Ruby Bridges
First African-American child to attend an all-white elementary school.
Ruby Bridges was born the same year that the Supreme Court’s Brown v. Board of Education ordered schools to be segregated.
Bridges was six years old when she was chosen to take a test to determine if she could attend an all-white elementary school. The test was made difficult so that African Americans didn’t have a high chance of passing it, although Bridges proved differently and passed it.
On November 14, 1960, federal marshals drove Bridges and her mother to her new school. When they arrived to school a large crowd was gathered by the entrance. White students threw random objects at her while the federal marshals escorted her to the doors.
On Bridges’ second day she was introduced to Mrs. Henry’s classroom; Ruby was the only child in the classroom, because white parents refused to let their kids be in the same room as Bridges.
Mrs. Henry helped Bridges every single day with lessons and the difficult experiences she was going through at the time.
Attending an all-white school was not easy for Ruby. A woman had threatened to poison Bridges. She was also “greeted” by a white women with a black doll in a wooden coffin in her hands.
Bridges was not the only one in the family affected by he attendance at the school. Her father lost his job, and her grandparents were sent off the land they had sharecropped for over 25 years.

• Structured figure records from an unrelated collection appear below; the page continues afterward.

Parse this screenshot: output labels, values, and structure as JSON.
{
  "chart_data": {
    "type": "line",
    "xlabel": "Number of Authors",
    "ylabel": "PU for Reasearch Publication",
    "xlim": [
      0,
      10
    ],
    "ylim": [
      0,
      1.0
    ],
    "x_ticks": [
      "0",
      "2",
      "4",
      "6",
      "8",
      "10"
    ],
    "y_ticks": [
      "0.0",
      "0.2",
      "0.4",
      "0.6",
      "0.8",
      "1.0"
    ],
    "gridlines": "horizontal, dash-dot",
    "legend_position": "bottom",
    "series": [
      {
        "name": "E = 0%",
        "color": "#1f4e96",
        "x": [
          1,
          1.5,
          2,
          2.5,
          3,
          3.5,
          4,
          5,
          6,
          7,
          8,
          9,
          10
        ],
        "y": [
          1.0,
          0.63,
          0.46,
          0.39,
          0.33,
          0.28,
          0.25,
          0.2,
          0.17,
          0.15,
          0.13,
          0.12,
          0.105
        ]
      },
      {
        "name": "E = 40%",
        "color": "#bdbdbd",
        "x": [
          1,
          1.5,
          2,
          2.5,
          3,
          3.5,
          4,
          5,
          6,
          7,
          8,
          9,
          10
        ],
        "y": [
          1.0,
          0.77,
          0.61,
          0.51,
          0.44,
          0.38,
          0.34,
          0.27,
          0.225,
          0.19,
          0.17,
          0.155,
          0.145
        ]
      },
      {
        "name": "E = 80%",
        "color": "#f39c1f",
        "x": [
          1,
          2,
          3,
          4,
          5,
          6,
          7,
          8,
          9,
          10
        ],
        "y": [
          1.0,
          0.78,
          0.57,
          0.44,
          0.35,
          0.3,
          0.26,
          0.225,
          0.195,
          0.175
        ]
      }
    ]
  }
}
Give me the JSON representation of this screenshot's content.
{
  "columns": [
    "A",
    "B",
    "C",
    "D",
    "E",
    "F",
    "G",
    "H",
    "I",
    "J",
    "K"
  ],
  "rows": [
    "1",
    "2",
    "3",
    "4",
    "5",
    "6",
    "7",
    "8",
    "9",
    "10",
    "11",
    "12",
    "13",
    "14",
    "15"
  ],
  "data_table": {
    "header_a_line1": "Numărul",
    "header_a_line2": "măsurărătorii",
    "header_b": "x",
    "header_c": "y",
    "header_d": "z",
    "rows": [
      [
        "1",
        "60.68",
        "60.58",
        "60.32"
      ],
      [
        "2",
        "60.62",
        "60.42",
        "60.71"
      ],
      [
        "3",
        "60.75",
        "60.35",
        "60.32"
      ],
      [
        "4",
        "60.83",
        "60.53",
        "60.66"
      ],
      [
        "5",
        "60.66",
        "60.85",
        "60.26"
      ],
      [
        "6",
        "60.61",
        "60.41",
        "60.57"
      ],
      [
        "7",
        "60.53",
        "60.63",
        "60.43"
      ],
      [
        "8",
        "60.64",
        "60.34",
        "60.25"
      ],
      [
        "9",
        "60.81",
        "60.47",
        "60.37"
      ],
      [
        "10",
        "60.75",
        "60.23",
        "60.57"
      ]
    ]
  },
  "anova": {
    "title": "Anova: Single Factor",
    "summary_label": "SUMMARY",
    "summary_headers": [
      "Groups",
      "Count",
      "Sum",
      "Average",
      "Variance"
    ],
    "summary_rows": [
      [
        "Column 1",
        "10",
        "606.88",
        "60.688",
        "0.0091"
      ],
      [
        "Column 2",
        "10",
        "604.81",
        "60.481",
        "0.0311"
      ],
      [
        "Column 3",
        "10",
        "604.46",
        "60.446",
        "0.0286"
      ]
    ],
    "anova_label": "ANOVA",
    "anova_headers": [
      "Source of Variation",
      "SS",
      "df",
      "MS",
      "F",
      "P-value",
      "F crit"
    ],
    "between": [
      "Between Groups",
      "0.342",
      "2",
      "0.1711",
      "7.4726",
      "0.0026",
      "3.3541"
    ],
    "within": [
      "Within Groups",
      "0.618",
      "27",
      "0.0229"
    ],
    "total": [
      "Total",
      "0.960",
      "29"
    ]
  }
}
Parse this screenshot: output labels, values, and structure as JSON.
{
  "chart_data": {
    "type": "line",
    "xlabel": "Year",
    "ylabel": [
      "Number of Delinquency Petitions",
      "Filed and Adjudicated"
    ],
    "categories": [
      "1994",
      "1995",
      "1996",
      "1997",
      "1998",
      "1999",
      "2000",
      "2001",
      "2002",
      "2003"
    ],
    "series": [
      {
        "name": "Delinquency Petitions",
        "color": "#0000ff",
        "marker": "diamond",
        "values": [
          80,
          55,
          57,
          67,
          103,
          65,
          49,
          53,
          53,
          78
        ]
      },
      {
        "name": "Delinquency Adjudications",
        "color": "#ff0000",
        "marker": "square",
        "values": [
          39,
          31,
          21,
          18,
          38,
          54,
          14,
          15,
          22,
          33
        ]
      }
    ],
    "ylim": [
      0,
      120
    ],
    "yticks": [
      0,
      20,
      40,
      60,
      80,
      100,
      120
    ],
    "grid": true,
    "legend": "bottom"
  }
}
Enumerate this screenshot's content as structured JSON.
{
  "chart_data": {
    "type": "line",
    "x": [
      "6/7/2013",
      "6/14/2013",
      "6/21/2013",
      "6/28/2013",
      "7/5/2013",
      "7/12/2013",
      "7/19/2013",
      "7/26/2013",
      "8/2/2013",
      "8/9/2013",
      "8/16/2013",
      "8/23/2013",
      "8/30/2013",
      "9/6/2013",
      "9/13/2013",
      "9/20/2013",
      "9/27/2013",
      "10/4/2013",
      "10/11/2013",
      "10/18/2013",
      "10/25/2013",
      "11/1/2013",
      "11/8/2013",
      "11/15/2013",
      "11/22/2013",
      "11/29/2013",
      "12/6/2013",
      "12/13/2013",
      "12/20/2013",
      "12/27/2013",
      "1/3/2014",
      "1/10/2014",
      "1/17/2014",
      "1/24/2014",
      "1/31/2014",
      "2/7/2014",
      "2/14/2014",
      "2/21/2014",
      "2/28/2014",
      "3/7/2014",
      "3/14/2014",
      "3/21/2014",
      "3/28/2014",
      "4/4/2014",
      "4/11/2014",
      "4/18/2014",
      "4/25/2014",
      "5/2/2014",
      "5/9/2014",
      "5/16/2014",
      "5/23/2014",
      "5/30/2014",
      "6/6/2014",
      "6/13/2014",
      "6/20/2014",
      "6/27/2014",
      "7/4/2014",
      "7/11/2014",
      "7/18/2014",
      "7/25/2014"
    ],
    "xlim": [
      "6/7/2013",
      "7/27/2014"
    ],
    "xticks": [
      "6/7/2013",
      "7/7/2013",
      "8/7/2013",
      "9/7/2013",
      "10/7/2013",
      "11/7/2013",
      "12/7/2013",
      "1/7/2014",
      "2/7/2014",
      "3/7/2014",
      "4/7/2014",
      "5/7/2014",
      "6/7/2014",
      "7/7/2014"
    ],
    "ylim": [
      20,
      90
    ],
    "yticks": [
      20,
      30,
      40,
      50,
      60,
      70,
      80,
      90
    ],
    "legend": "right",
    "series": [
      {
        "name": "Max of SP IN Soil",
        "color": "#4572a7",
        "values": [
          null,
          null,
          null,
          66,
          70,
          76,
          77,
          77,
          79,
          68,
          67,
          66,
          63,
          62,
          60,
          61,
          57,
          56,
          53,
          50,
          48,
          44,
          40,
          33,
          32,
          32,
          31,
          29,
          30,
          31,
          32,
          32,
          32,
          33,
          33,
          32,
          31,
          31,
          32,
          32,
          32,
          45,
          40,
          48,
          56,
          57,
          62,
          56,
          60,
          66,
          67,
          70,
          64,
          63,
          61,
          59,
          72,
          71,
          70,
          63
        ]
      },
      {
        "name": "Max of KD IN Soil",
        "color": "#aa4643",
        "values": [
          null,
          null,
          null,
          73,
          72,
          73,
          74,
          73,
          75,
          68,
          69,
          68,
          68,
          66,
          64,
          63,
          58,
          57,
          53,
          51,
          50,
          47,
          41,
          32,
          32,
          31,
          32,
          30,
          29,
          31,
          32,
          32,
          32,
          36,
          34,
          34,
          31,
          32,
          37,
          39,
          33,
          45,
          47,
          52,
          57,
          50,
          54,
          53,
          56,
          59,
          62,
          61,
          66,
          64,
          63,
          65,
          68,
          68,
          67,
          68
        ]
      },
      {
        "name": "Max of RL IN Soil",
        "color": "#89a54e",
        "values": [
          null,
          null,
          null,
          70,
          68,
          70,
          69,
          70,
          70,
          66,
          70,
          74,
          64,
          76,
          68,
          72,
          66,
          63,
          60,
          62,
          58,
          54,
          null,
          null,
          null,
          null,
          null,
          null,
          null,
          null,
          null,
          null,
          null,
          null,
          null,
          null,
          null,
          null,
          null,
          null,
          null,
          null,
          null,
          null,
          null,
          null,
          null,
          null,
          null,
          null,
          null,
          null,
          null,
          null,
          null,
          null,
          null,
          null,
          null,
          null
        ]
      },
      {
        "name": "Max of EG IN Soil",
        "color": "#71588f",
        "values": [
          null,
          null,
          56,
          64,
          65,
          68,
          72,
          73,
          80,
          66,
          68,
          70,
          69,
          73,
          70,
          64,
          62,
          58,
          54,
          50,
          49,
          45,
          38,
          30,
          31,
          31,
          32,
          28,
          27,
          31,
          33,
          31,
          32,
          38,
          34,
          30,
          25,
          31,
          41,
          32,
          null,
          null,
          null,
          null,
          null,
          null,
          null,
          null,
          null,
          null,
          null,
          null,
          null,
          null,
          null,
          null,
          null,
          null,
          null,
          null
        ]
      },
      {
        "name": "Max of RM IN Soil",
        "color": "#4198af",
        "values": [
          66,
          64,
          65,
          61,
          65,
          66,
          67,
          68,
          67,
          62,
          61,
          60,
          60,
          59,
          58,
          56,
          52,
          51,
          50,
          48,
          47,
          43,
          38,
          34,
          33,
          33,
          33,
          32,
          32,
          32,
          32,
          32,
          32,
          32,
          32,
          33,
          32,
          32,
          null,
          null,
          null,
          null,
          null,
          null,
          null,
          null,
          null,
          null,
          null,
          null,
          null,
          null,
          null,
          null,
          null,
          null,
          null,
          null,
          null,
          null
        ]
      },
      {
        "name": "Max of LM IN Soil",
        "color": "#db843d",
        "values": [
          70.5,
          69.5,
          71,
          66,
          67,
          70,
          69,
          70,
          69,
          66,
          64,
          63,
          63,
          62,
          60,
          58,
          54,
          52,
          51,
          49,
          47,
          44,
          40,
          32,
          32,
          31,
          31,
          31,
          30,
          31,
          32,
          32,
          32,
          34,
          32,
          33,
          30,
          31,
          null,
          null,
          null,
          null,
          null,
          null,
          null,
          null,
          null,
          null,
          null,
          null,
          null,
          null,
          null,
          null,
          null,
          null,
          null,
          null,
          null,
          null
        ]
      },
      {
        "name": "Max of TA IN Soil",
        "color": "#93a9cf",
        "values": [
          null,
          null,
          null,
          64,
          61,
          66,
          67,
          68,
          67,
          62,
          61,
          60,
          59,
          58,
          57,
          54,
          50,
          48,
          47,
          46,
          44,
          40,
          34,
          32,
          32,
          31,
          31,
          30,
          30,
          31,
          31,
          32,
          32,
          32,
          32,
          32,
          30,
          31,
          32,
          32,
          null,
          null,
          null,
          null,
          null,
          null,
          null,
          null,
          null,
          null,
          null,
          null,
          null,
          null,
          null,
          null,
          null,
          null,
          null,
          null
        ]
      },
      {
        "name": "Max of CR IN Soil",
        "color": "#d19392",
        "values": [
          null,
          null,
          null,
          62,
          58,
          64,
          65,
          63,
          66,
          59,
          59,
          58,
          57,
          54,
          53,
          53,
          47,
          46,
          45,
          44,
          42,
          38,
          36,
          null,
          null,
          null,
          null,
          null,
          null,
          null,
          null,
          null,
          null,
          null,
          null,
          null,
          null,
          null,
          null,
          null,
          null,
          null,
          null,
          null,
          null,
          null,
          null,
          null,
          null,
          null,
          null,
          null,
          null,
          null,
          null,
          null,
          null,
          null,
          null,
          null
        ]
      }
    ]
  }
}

Throughout time many people black and white began to show support. A neighbor offered Ruby’s dad a job, while others volunteered to watch Ruby’s four kids, and watch their house as protectors. Many parents gradually started sending their kids back to school.
Sophomore Mariah Waldron sees Ruby as a very strong individual.
“I don’t think anyone would of had the courage like she had,” Waldron said.
Federal Marshal Charles Burks, one of her escorts, said that Ruby had a lot of courage. He stated that Ruby never cried nor whimpered; she marched along like a little soldier.
Sophomore Nolan Keeler thinks she did well by attending an all-white school despite the hardships that came with it.
“She played a big part on bringing white and black children together at school, and if it wasn’t for her we may still be separated by color,” Keeler said.
Bob Moses
A member of the Student Nonviolent Coordinating Committee.
Bob Moses spent four years bringing white and black volunteers into the South to help African Americans demand their voting rights. Moses began working with civil rights activists in 1960 by becoming the secretary of the SNCC. He traveled to Pike and Amite Counties.
Although Moses’ leadership was much different from Martin Luther King Jr., MLK appreciated the contributions Moses made to the movement. MLK called Moses contributions “inspiring”.
On July 21, 1964 as many of the new volunteers were getting settled and trained for the nonviolent resistance, three of them appeared missing. As the FBI started to investigate they discovered their bodies six weeks later burned to the ground.
That wasn’t the first murder of activist in Mississippi or the South, though that didn’t stop people from volunteering in Moses’ nonviolent movement.
Sophomore Darius Price respects everything Moses did.
“Even though it was difficult to lower the tension between the African Americans and the whites involved with the movement, he never gave up on giving African Americans the right to vote,” Price said.
It wasn’t an easy task to make it a nonviolent mission; the volunteers included African Americans and white people so the tension was high.
After many years Moses resigned from the SNCC. He moved to Canada in 1967 and completed his PhD at Harvard. He was later awarded a MacArthur Foundation “Genius” award. Moses used his award to promote the Algebra Project, a national program to improve the math literacy skills of children in poor communities.
Sophomore Keiya Gordon is thankful for what Moses did.
“If it wasn’t for him and the volunteers who helped him, my family wouldn’t be able to vote or have a say in what they think just like everyone else does,” Gordon said.